DEViaN-LM: An R Package for Detecting Abnormal Values in the Gaussian Linear Model
Geoffroy Berthelot, Guillaume Saulière, Jérôme Dedecker
TL;DR
The paper addresses detecting abnormal values poorly explained by a Gaussian linear model by leveraging the maximum absolute value of externally studentized residuals, $T_n = \max_i |\hat e_i(X)|$, whose distribution is free of the unknown parameters $\theta$ and $\sigma^2$ when conditioned on the design $M$. Because the distribution depends on the design, the authors propose Monte-Carlo estimation of quantiles $c_{\alpha,n}$ and p-values for a given $M$ within the DEViaN-LM R package.

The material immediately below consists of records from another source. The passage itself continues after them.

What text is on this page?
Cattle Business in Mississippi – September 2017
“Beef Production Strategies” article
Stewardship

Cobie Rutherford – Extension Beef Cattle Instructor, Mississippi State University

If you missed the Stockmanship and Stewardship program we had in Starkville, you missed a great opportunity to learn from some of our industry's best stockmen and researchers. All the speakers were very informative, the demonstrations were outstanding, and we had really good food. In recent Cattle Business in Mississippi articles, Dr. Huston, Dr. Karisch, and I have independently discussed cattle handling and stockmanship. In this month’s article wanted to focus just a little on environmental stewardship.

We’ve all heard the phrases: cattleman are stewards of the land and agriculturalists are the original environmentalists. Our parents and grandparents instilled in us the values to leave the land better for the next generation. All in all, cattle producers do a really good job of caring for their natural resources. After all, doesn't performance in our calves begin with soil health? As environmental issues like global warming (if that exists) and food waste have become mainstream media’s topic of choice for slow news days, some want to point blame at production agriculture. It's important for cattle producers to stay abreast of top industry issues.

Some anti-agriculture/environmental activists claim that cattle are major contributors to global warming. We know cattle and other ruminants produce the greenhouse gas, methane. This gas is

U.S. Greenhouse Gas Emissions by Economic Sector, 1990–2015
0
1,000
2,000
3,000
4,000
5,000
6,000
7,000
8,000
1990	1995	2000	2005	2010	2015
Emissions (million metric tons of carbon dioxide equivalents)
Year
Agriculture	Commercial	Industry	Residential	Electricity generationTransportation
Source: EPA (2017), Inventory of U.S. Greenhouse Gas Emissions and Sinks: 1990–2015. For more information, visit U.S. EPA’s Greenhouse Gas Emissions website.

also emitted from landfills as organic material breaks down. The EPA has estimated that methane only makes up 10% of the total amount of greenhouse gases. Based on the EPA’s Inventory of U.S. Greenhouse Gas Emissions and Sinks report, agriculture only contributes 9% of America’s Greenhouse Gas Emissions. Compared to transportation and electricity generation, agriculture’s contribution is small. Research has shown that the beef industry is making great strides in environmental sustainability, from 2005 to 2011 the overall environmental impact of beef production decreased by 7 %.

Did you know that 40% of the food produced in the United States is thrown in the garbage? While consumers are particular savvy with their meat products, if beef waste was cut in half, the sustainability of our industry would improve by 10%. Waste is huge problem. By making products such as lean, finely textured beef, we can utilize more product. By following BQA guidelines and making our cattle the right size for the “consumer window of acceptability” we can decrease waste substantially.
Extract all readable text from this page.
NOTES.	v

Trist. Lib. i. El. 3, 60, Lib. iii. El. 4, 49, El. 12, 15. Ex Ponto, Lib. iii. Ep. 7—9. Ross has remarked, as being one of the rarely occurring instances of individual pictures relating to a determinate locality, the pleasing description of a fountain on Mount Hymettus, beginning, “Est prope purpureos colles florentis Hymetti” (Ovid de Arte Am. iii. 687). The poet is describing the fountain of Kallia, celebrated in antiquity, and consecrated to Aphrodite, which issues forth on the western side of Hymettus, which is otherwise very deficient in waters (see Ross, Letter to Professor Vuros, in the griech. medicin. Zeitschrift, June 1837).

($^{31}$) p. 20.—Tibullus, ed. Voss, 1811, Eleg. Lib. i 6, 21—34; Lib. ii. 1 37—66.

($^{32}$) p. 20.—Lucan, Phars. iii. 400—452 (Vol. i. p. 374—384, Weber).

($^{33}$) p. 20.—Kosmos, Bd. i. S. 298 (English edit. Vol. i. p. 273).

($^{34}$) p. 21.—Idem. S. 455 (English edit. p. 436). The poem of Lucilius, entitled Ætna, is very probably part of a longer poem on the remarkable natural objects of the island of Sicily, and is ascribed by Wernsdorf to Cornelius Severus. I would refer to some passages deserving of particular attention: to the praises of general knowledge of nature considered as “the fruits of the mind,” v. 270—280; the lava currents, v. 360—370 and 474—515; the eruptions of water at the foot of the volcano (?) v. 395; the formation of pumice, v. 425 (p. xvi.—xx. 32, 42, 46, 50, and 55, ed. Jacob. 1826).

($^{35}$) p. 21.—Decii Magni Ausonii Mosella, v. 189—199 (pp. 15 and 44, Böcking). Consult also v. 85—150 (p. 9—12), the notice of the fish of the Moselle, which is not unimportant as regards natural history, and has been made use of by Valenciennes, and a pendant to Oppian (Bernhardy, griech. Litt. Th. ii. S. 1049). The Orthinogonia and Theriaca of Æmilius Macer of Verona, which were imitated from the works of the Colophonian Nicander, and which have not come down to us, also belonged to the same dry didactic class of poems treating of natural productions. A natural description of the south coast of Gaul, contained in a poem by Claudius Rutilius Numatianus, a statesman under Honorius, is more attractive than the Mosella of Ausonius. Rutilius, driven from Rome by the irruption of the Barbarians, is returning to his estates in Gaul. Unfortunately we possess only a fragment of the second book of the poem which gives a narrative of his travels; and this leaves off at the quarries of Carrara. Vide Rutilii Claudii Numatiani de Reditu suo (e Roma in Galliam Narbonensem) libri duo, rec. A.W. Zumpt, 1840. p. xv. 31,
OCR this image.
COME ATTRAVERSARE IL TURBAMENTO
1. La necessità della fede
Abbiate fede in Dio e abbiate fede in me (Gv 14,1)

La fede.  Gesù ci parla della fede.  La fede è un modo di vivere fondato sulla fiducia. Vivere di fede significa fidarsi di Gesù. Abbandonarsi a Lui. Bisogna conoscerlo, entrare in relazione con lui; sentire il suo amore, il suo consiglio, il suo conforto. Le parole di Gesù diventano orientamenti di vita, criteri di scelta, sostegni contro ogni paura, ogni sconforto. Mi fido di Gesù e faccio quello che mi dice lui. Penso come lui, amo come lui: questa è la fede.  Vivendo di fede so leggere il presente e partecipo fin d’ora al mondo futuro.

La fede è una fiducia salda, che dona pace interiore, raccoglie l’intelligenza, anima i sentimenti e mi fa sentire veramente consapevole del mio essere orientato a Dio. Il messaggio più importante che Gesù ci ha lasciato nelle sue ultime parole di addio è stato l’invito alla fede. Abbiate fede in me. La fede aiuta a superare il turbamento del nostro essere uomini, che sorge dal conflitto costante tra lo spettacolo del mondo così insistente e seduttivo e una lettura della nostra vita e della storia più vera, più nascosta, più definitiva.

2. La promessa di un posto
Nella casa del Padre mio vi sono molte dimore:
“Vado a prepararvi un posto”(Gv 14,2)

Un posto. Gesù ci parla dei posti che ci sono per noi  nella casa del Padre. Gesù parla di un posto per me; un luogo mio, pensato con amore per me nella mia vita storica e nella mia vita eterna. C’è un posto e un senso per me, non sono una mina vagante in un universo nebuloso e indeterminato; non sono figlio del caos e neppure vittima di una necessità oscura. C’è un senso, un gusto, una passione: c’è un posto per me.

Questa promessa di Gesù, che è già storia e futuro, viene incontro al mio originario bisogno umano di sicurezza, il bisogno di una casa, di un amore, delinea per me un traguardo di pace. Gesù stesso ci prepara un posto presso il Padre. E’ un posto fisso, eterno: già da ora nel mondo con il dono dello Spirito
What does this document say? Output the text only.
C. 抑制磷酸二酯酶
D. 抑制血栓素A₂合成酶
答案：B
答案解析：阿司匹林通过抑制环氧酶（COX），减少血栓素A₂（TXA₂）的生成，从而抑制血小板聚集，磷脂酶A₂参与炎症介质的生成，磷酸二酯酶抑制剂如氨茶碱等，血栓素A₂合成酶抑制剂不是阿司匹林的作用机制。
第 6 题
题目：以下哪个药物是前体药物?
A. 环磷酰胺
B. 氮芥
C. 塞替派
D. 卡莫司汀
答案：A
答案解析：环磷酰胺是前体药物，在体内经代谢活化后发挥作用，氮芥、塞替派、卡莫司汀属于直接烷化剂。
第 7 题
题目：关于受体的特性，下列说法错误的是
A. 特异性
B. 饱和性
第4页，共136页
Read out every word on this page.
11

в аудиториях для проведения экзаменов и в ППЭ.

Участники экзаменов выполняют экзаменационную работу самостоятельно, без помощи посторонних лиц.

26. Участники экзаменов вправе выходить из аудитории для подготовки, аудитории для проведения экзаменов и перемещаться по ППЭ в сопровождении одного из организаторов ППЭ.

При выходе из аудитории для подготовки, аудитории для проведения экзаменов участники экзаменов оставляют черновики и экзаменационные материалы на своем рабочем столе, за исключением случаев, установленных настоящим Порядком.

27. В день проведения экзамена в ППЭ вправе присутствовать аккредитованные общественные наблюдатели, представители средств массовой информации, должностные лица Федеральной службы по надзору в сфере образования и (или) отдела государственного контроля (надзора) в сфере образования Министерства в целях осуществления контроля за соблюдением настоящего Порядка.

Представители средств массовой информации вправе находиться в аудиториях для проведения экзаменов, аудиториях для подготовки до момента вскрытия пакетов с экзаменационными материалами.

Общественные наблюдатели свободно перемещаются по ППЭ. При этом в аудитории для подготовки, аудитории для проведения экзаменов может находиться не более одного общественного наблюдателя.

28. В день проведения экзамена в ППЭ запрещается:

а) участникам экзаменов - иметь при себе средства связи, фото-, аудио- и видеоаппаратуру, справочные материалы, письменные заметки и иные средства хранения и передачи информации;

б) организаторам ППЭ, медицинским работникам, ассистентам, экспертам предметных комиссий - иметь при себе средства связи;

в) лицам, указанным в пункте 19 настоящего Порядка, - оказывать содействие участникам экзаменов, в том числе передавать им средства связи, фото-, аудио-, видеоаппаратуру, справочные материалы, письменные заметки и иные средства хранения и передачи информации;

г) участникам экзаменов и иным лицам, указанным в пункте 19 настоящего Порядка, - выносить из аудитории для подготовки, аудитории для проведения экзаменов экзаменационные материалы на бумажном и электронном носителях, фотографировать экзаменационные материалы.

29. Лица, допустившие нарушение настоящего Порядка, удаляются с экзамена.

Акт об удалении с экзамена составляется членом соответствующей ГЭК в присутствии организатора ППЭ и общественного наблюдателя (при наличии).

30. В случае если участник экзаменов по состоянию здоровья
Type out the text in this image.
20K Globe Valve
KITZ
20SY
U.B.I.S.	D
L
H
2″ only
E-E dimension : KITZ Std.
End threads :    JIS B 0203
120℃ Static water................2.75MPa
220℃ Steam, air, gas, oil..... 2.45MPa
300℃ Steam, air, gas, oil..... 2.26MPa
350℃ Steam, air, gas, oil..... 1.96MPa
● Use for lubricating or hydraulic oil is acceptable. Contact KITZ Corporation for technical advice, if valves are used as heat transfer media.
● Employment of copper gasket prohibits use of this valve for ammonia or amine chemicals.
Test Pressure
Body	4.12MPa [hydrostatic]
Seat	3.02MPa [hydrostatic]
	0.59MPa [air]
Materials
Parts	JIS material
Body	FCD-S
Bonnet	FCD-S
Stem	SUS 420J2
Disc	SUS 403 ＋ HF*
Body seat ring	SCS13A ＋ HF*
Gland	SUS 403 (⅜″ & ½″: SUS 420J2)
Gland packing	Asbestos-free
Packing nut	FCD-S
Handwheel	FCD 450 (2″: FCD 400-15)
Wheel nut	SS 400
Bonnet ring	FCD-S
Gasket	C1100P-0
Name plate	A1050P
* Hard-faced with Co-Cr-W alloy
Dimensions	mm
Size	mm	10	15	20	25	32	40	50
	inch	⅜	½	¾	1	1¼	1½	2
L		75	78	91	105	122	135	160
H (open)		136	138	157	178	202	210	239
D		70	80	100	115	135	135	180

The package returns the residuals, outlier indices, the threshold, and a binary outlier indicator, enabling automated abnormal-value detection across real datasets. They demonstrate applications to biological and sociological data, and show favorable runtime performance relative to naïve implementations. The work provides a practical, design-aware tool for individualized outlier detection in Gaussian linear models with clear implications for precision medicine and longitudinal monitoring.
Abstract
The DEViaN-LM is a R package that allows to detect the values poorly explained by a Gaussian linear model. The procedure is based on the maximum of the absolute value of the studentized residuals, which is a free statistic of the parameters of the model. This approach makes it possible to generalize several procedures used to detect abnormal values during longitudinal monitoring of certain biological markers. In this article, we describe the method used, and we show how to implement it on different real datasets.